Po zmianie władzy trzeba podnieść płace ludziom, którzy pracują dla polskiego państwa - mówił w piątek w Olsztynie lider partii Razem Adrian Zandberg. "To jest nasze twarde zobowiązanie, nasz twardy warunek współrządzenia" - deklarował.


Podczas konferencji prasowej w Olsztynie Zandberg podkreślał, że z rozmów z ludźmi prowadzonych podczas "Wakacyjnej Trasy Lewicy" wynika, że głównym tematem są dla nich koszty życia. "To, że pensje, że płace, że emerytury nie nadążają za galopującymi cenami żywności, energii i utrzymania. Ludzie po prostu czują, że są dzisiaj biedniejsi niż byli rok temu. I mam informacje dla rządzącej prawicy: wkurzyliście ludzi" - stwierdził.
"Polskie państwo tym ludziom płaci marnie"
Polityk mówił, że problem z tym, żeby dotrwać do końca miesiąca i nie pożyczać pieniędzy, dotyka nie tylko emerytów, ale też pracujących. "Mówię tu o pracownikach budżetówki. To jest największy oskarżenie pod adresem tego rządu, bo to są ludzie, którzy pracują dla polskiego państwa. Ludzie, na pracy, których polskie państwo po prostu stoi. Polskie państwo tym ludziom płaci marnie" - stwierdził.
Zandberg przypomniał, że w Olsztynie działacze Partii Razem i Nowej Lewicy są zaangażowani po stronie pracowników samorządowych w konflikcie płacowym z władzami miasta. "Ale takich ludzi, którzy pracują dla polskiego państwa i dostają marne pieniądze, jest w Polsce zbyt wiele. Lewica jest po to, żeby to zmienić. I to jest nasze twarde zobowiązanie, nasz twardy warunek współrządzenia" - deklarował.
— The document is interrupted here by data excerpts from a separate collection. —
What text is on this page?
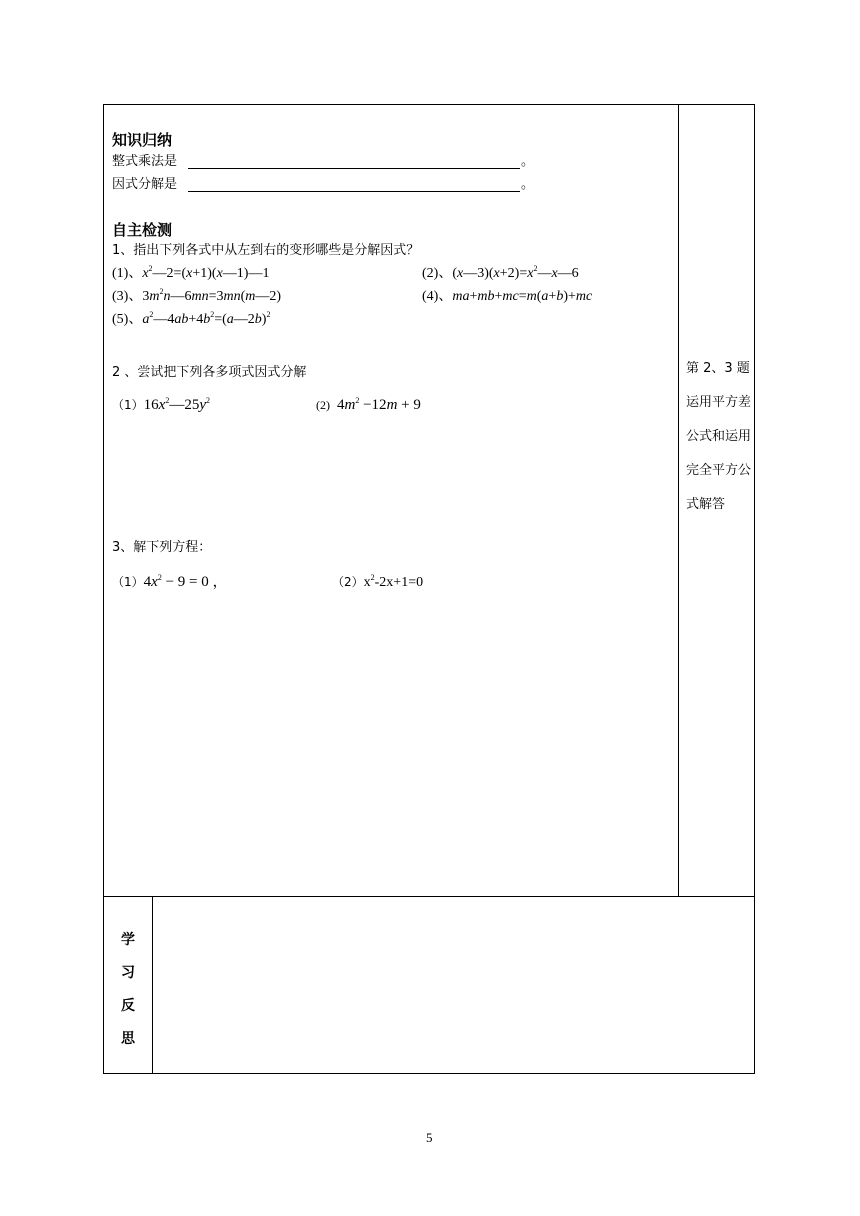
知识归纳
整式乘法是	。
因式分解是	。
自主检测
1、指出下列各式中从左到右的变形哪些是分解因式？
(1)、$x^2—2=(x+1)(x—1)—1$	(2)、$(x—3)(x+2)=x^2—x—6$
(3)、$3m^2n—6mn=3mn(m—2)$	(4)、ma+mb+mc=m(a+b)+mc
(5)、$a^2—4ab+4b^2=(a—2b)^2$
2 、尝试把下列各多项式因式分解
$(1)16x^2—25y^2$	(2) $4m^2 -12m + 9$
3、解下列方程：
$(1)4x^2 - 9 = 0$ ，	$(2)x^2-2x+1=0$
第 2、3 题运用平方差公式和运用完全平方公式解答
学
习
反
思
5
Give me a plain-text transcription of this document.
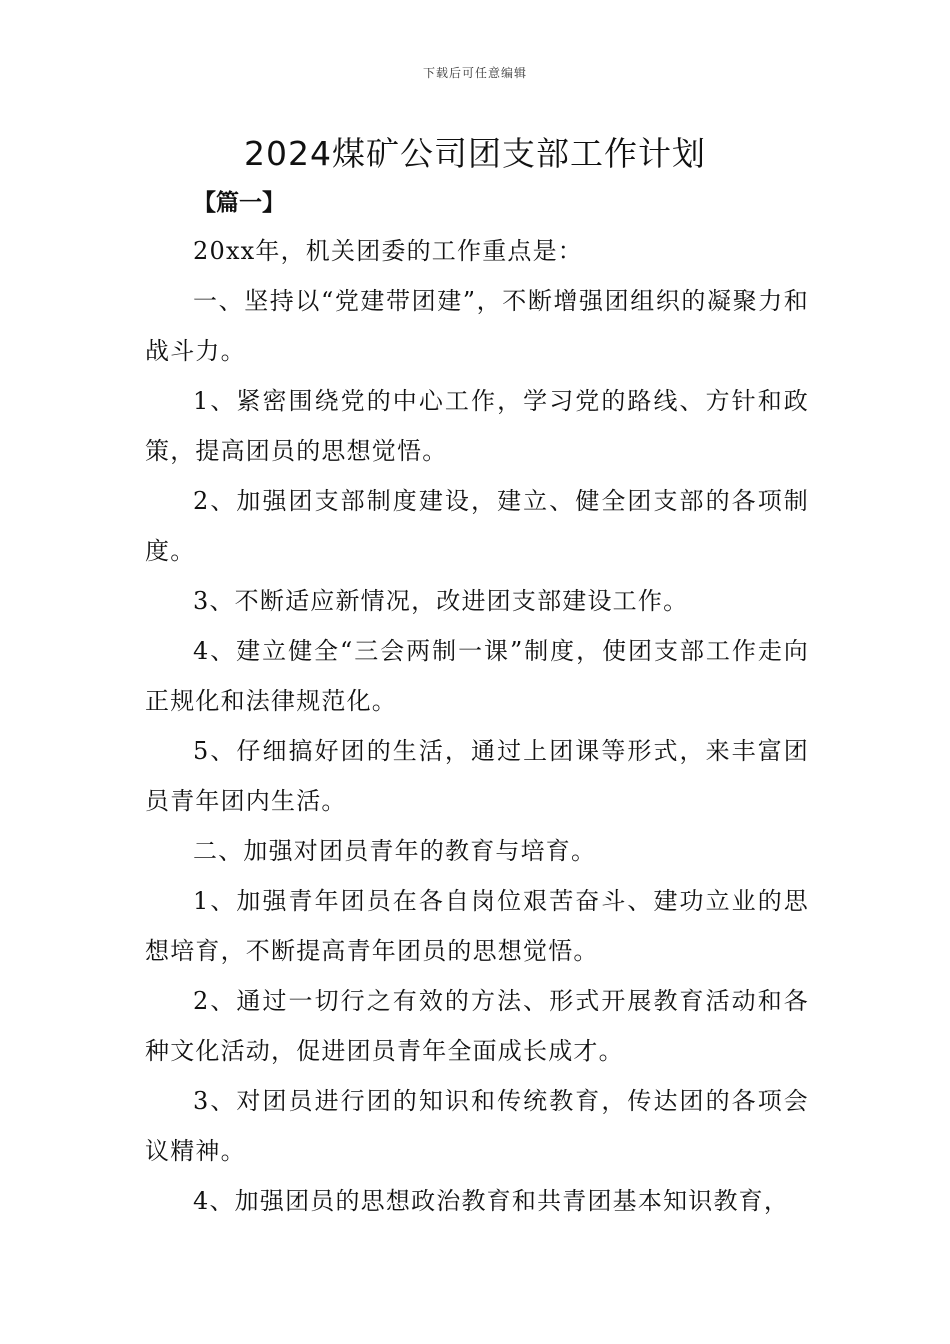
下载后可任意编辑
2024煤矿公司团支部工作计划
【篇一】

20xx年，机关团委的工作重点是：

一、坚持以“党建带团建”，不断增强团组织的凝聚力和战斗力。

1、紧密围绕党的中心工作，学习党的路线、方针和政策，提高团员的思想觉悟。

2、加强团支部制度建设，建立、健全团支部的各项制度。

3、不断适应新情况，改进团支部建设工作。

4、建立健全“三会两制一课”制度，使团支部工作走向正规化和法律规范化。

5、仔细搞好团的生活，通过上团课等形式，来丰富团员青年团内生活。

二、加强对团员青年的教育与培育。

1、加强青年团员在各自岗位艰苦奋斗、建功立业的思想培育，不断提高青年团员的思想觉悟。

2、通过一切行之有效的方法、形式开展教育活动和各种文化活动，促进团员青年全面成长成才。

3、对团员进行团的知识和传统教育，传达团的各项会议精神。

4、加强团员的思想政治教育和共青团基本知识教育，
Wskazał, że po zmianie władzy trzeba podnieść płace ludziom, którzy pracują dla polskiego państwa. "I zrobimy to. Skokowa podwyżka płac w budżetówce o 20 proc. już teraz, żeby zrównoważyć koszty drożyzny, żeby dać ludziom odrobinę oddechu, a potem uczciwy mechanizm waloryzacji - zapowiedział.
Jak zaznaczył, godnie opłacani pracownicy są warunkiem silnego, sprawnego państwa, które zapewni wszystkim porządne usługi publiczne.
Zandberg przypomniał, że równo 50 lat temu Polacy po raz pierwszy mieli wolną sobotę. "Dziś uważamy, że trzeba stopniowo, odpowiedzialnie, ale iść do przodu, że trzeba przy utrzymaniu tych samych wynagrodzeń doprowadzić na koniec kolejnej kadencji do skrócenia tygodnia pracy do 35 godzin" - stwierdził.
Zapewnił, że jego ugrupowanie wie, jak to zrobić, ma przygotowane projekty ustaw, które - zapewniał - zagwarantują utrzymanie wynagrodzeń i zrobienie tego w sposób odpowiedzialny, bezpieczny dla gospodarki.